Avec Disney, la plateforme Hulu rejoint les poids-lourds du streaming
La plateforme de vidéo en ligne américaine Hulu monte progressivement en puissance et pourrait devenir, à la faveur du rachat de Fox, le bras armé de Disney dans le streaming et un concurrent légitime de Netflix. Lorsqu’elle a démarré, en 2008, Hulu était censée être la réponse des géants américains du contenu aux nouveaux venus, Amazon, Netflix et les aventuriers de l’offre directe de vidéo sur internet.
[avec AFP]
Une absence de direction
News Corp, dont les activités dans l’audiovisuel sont aujourd’hui réunies au sein de 21st Century Fox, et NBC Universal avaient été ainsi, rapidement rejoints en 2009 par Disney, pour prolonger l’hégémonie des grands acteurs de la télévision dans l’ère du streaming.

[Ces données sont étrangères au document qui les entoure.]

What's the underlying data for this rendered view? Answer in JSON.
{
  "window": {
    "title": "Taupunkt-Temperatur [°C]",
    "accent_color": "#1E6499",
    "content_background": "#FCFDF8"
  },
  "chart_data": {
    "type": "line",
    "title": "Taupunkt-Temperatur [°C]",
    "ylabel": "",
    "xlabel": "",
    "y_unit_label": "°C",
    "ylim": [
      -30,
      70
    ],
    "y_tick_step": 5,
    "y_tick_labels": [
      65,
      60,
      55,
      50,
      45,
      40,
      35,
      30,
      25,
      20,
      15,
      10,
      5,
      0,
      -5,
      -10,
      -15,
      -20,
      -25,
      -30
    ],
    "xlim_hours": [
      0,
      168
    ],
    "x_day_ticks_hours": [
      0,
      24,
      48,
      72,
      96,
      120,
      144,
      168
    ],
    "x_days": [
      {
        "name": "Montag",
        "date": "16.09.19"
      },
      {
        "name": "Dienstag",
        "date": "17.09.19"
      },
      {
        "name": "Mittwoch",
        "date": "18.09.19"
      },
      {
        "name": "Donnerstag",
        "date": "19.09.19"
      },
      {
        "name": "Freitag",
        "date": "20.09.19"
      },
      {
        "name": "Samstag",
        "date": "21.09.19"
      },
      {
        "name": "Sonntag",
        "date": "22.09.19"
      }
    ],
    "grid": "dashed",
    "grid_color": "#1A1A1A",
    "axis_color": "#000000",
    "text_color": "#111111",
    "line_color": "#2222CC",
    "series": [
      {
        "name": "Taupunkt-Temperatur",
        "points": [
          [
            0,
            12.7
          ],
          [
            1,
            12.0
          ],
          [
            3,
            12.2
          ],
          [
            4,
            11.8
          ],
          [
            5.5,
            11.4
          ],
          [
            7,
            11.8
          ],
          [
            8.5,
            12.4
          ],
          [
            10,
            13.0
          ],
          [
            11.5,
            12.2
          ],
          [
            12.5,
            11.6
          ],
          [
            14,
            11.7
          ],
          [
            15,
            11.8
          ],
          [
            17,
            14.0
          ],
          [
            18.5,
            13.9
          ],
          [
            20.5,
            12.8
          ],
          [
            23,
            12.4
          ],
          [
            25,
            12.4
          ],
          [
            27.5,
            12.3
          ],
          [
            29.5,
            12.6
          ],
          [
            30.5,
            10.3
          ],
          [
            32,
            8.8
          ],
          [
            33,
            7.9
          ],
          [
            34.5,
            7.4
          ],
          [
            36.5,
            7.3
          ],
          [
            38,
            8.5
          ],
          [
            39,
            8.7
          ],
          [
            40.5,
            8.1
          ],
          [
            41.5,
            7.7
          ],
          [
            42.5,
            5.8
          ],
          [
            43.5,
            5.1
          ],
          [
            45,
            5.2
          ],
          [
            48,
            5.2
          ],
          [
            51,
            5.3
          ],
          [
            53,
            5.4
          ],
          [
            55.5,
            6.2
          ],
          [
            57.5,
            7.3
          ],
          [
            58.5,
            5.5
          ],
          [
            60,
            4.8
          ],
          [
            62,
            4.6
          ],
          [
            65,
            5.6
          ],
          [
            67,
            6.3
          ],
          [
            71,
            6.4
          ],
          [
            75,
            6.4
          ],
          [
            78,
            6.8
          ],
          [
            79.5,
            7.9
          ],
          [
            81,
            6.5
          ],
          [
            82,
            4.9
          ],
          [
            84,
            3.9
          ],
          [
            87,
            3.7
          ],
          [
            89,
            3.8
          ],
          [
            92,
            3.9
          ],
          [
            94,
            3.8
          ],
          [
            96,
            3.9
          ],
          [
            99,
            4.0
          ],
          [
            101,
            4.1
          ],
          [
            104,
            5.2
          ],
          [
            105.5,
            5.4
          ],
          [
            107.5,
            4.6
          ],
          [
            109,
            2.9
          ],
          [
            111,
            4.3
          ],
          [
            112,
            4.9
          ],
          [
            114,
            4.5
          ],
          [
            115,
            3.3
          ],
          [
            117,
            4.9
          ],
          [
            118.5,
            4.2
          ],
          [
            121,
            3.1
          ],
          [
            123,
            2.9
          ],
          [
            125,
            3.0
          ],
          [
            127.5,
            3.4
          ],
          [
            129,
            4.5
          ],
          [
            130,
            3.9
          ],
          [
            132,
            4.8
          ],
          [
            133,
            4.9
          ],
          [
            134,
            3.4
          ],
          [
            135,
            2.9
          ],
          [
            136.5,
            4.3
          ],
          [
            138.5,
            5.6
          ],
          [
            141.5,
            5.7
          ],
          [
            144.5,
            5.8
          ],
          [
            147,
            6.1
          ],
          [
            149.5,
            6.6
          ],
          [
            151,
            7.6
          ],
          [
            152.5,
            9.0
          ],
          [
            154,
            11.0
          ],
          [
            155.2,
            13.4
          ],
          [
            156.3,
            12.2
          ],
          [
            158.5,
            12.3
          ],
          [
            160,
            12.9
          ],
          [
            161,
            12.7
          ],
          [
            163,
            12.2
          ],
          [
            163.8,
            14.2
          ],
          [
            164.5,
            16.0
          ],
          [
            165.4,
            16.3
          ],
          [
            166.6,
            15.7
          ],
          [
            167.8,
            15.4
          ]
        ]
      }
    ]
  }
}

Seul problème, Hulu n’avait pas de patron, avec aucun actionnaire à plus de 30 %. « Hulu n’avait pas de sens », considère Brian Wieser, analyste de Pivotal Research. Le groupe « était dirigé malgré lui ». Durant près de dix ans, la plateforme a végété, surtout alimentée par les séries déjà produites et diffusées ailleurs par ses actionnaires, mais avec très peu de programmes originaux.
Résultat, fin 2016, Hulu comptait 12 millions d’abonnés, quand Netflix, qui ne s’était tourné vers le streaming qu’en 2007, en avait près de dix fois plus.
2017 : année du grand tourant
Le vent a commencé à tourner en 2017, quand Hulu a créé un poste de responsable du contenu et débauché Joel Stillerman, le grand maître de la chaîne câblée AMC, qui a guidé Mad Men et Breaking Bad, puis lancé The Walking Dead, trois des séries les plus marquantes du XXIe siècle.
Des moyens propres sont débloqués, des projets ambitieux sont mis en chantier, et Hulu signe son premier hit, La Servante écarlate, qui rafle huit Emmy Awards, les récompenses de la télévision, en septembre dernier.
Mais le véritable tournant a été pris avec l’annonce, mi-décembre, du rachat par Disney de l’essentiel des actifs de 21st Century Fox, dont sa participation de 30 % dans Hulu, qui devrait faire du groupe californien l’actionnaire majoritaire, avec 60 % du capital. « Cela change la direction stratégique » de la plateforme, explique Daniel Ives, analyste au sein du cabinet GBH Insights.
40 % d’abonnés supplémentaires en un an
Le PDG de Disney, Bob Iger, a annoncé en décembre que le groupe prévoyait de faire d’Hulu la « destination » de tous les programmes non destinés aux enfants, qu’il s’agisse des studios Disney et Fox, de la chaîne ABC et des chaînes récupérées auprès de Fox, notamment FX.
Et ce, sans compter le contenu développé en propre et qui a déjà permis à la plateforme de gagner plus de 40 % d’abonnés supplémentaires en un an seulement, pour atteindre plus de 17 millions fin 2017.
Mardi, lors de la conférence téléphonique de présentation des résultats trimestriels de Disney, Bob Iger a même expliqué qu’une fois les actifs de Fox intégrés, le groupe ne ferait pas de pause et chercherait encore à étoffer son portefeuille de contenus pour alimenter ses divers canaux de diffusion.
Cette stratégie intégrée devrait pouvoir permettre de redresser les comptes d’Hulu qui, en l’état, a encore perdu plusieurs centaines de millions de dollars l’an dernier, a confirmé mardi la directrice financière de Disney, Christine McCarthy.
Un combat de poids lourds durant les prochaines années
« Cela va être un combat de poids lourds durant les prochaines années, avec Hulu dans un rôle central pour permettre à Disney de gagner des parts de marché (dans le streaming) face à l’empire Netflix », promet Daniel Ives. Aux Etats-Unis, et peut-être à l’étranger, ou Hulu ne s’est encore jamais aventuré.
Beaucoup anticipent néanmoins la sortie de Comcast, qui détient NBC Universal, du capital d’Hulu, pour pouvoir voler de ses propres ailes, explique Brian Wieser, ce qui priverait la plateforme de précieux contenus, le nerf de la guerre.
Autre incertitude, celle liée à la validité de la triple offre que veut proposer Disney à partir de 2019 :
- Hulu d’un côté,
- une plateforme vidéo pour les contenus familiaux et les programmes jeunesse de l’autre,
- et enfin une application dédiée au sport, pour valoriser l’importante production de Disney sur ce créneau avec ESPN.
Pour Brian Wieser, « en choisissant plusieurs angles d’attaque », Disney « se rendra compte de ce qui fonctionne ou non ».